Nampaknya ia telah membaca kegagapanku. Aku benar-benar kalah pada pandangan pertama. Dus. Hatiku rasanya bercecer di mana-mana. Apalagi saat tadi berjabat tangan dengannya, kehalusan tangannya membuatku melayang.

Aku benar-benar kacau. Dan anehnya, aku ingin terus dalam kekacauan semacam ini. Namun, aku tiba-tiba gagap setelah Nana berdehem. Nana mengajak ngobrol Sally. Entah membicarakan apa. Aku kemudian kembali ngobrol dengan Lidya. Aku kembali bercengkrama. Membuka kenangan lama bersama Lidya dan kisah-kisah selama aku melatih dia. Nostalgia selalu indah.

Panitia acara datang membawa beberapa gelas kosong dan teko yang telah berisi kopi. Setelah meletakkan di meja, kemudian ia mempersilakan agar mengambil kopi sendiri. Aku langsung beranjak, sebab daritadi aku mencari warung di sekitar sini tidak ada. Ya, satu keburuntungan lagi untukku mala mini.

“Mas, tolong buat aku juga ya.” Teriak Sally ketika aku hendak menuang kopi.

Aku pun mengambil tiga gelas. Aku isi tidak terlalu penuh. Aku menghampiri Sally, “Perempuan penggila kopi,” batinku sembari aku menyodorkan kopi itu untuknya, juga kepada Nana.

 “Terimakasih ya Mas.” Serunya basa-basi.

“Oh, iya…”aku pun membalas senyumnya, “suka kopi juga ya?”

“Begitulah.” Jawabnya santai.

Kita kembali berbincang. Ia kemudian bercerita perihal pekerjaannya. Kita saling berkisah tentang keseharian masing-masing. Dan aku juga menanyakan apakah ia suka dengan kegiatan semacam ini. Sebab sebelumnya aku belum pernah melihatnya.Ternyata ia suka dengan segala aktivitas seni, khususnya teater, tari, dan lukisan. Aku langsung saja meminta nomor handphone-nya, agar aku lebih mudah bila ingin mengabari kalau ada kegiatan serupa. Dengan ringan ia mendiktekan nomornya.

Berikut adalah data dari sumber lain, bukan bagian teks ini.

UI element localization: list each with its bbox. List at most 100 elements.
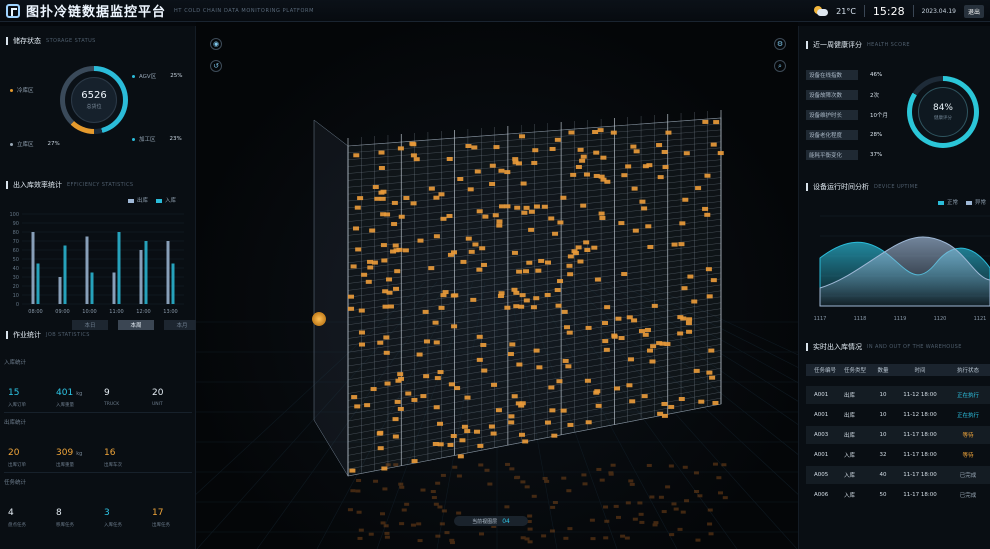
table-cell-id: A001 bbox=[814, 412, 829, 418]
table-cell-status: 已完成 bbox=[959, 493, 977, 499]
warehouse-3d-view[interactable]: ◉ ↺ ⚙ ⌕ bbox=[196, 22, 798, 549]
table-cell-status: 等待 bbox=[962, 453, 974, 459]
bar-out bbox=[58, 277, 62, 304]
top-header: 图扑冷链数据监控平台 HT COLD CHAIN DATA MONITORING… bbox=[0, 0, 990, 22]
table-cell-time: 11-17 18:00 bbox=[903, 492, 937, 498]
device-section-title: 设备运行时间分析 DEVICE UPTIME bbox=[806, 182, 918, 192]
divider bbox=[912, 5, 914, 17]
tab-month[interactable]: 本月 bbox=[164, 320, 200, 330]
search-icon[interactable]: ⌕ bbox=[774, 60, 786, 72]
health-metric-row: 设备故障次数 2次 bbox=[806, 90, 879, 100]
table-row[interactable]: A005 入库 40 11-17 18:00 已完成 bbox=[806, 466, 990, 484]
bar-out bbox=[31, 232, 35, 304]
storage-section-title: 储存状态 STORAGE STATUS bbox=[6, 36, 96, 46]
health-metric-row: 设备老化程度 28% bbox=[806, 130, 882, 140]
tab-week[interactable]: 本周 bbox=[118, 320, 154, 330]
table-cell-status: 正在执行 bbox=[956, 413, 979, 419]
stat-label: 出库任务 bbox=[152, 523, 170, 528]
metric-label: 设备在线指数 bbox=[806, 70, 858, 80]
x-tick-label: 09:00 bbox=[55, 309, 69, 315]
logout-button[interactable]: 退出 bbox=[963, 4, 984, 18]
bar-in bbox=[90, 272, 94, 304]
y-tick-label: 60 bbox=[13, 248, 19, 254]
metric-value: 2次 bbox=[870, 93, 879, 99]
y-tick-label: 70 bbox=[13, 239, 19, 245]
stat-item: 17 出库任务 bbox=[152, 500, 170, 528]
stat-value: 8 bbox=[56, 508, 62, 518]
metric-value: 46% bbox=[870, 72, 883, 78]
metric-label: 能耗平衡变化 bbox=[806, 150, 858, 160]
stat-item: 3 入库任务 bbox=[104, 500, 122, 528]
table-cell-type: 出库 bbox=[844, 433, 856, 439]
stat-value: 15 bbox=[8, 388, 20, 398]
table-row[interactable]: A001 出库 10 11-12 18:00 正在执行 bbox=[806, 386, 990, 404]
table-cell-type: 出库 bbox=[844, 393, 856, 399]
tab-day[interactable]: 本日 bbox=[72, 320, 108, 330]
y-tick-label: 10 bbox=[13, 293, 19, 299]
bar-out bbox=[85, 236, 89, 304]
logo-icon bbox=[6, 3, 20, 18]
stat-unit: kg bbox=[76, 451, 83, 457]
x-tick-label: 1117 bbox=[814, 316, 827, 322]
clock-date: 2023.04.19 bbox=[921, 7, 956, 15]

Acara satu per satu mulai disuguhkan. Namun baru sampai pada pertengahan acara Nana tiba-tiba pamit pulang. Begitulah Nana, ia selalu saja terkena jam malam. Setiap pukul 9 malam, pada acara apa pun ia selalu pamit pulang. Aku sedikit bingung. Sebab tadi aku berangkatnya berboncengan dengan dia. Alamak.  

“Aku pulang dulu ya?” pamit Nana.

“Loh, kok sudah pulang. Acara baru saja dimulai.” jawabku.

“Iya, biasa terkena jam malam. Ingin hati terus di sini, tapi apa daya.” sahut Nana dengan suara penuh kekecewaan.

“Ya, sudah kalau begitu, hati-hati ya.” jawabku.

Aku kemudian mengantarkan Nana ke tempat parkir, membantu mengeluarkan motor. Namun aku mulai berpikir, lantas aku nanti pulang bareng siapa? Ah, sudahlah biar nanti diatur.

“Kamu tidak balik juga?” tanyaku pada Sally, ketika kembali duduk di sebelahnya.

“Ndak Mas, tadi sudah ijin kok kalau ada acara.” sambil tersenyum. Alamak, manis betul senyum gadis ini.

“Sebelumnya aku minta maaf ya. Sebenarnya tak enak ngomongnya, namun bagaimana lagi. Ini di luar rencana. Begini, aku tadi ‘kan berangkat sama Nana, namun ia pamit pulang dulu. Jadinya aku tidak ada teman pulang. Bolehkah nanti aku minta tolong diantar ke terminal?”

Sally nampak berpikir.

“Tolong ya, sungguh sebenarnya aku tidak enak. Kita baru saja kenal, tapi sudah merepotkan.” tambahku.

“Oh, iya tidak apa-apa kok Mas.” jawab Sally dengan suara lirih. Aku menduga ia sebenarnya berat hati. “selama bisa membantu, pasti dibantu.”

Slum. Aku benar-benar senang, sampai-sampai aku tidak kontrol diri. Aku langsung mememang tangan Sally, sambil terus mengucapkan terimakasih. Ia tersenyum padaku. Senyum itu yang membuatku begitu tenang dan sekaligus menyadarkanku kalau apa yang kulakukan berlebihan.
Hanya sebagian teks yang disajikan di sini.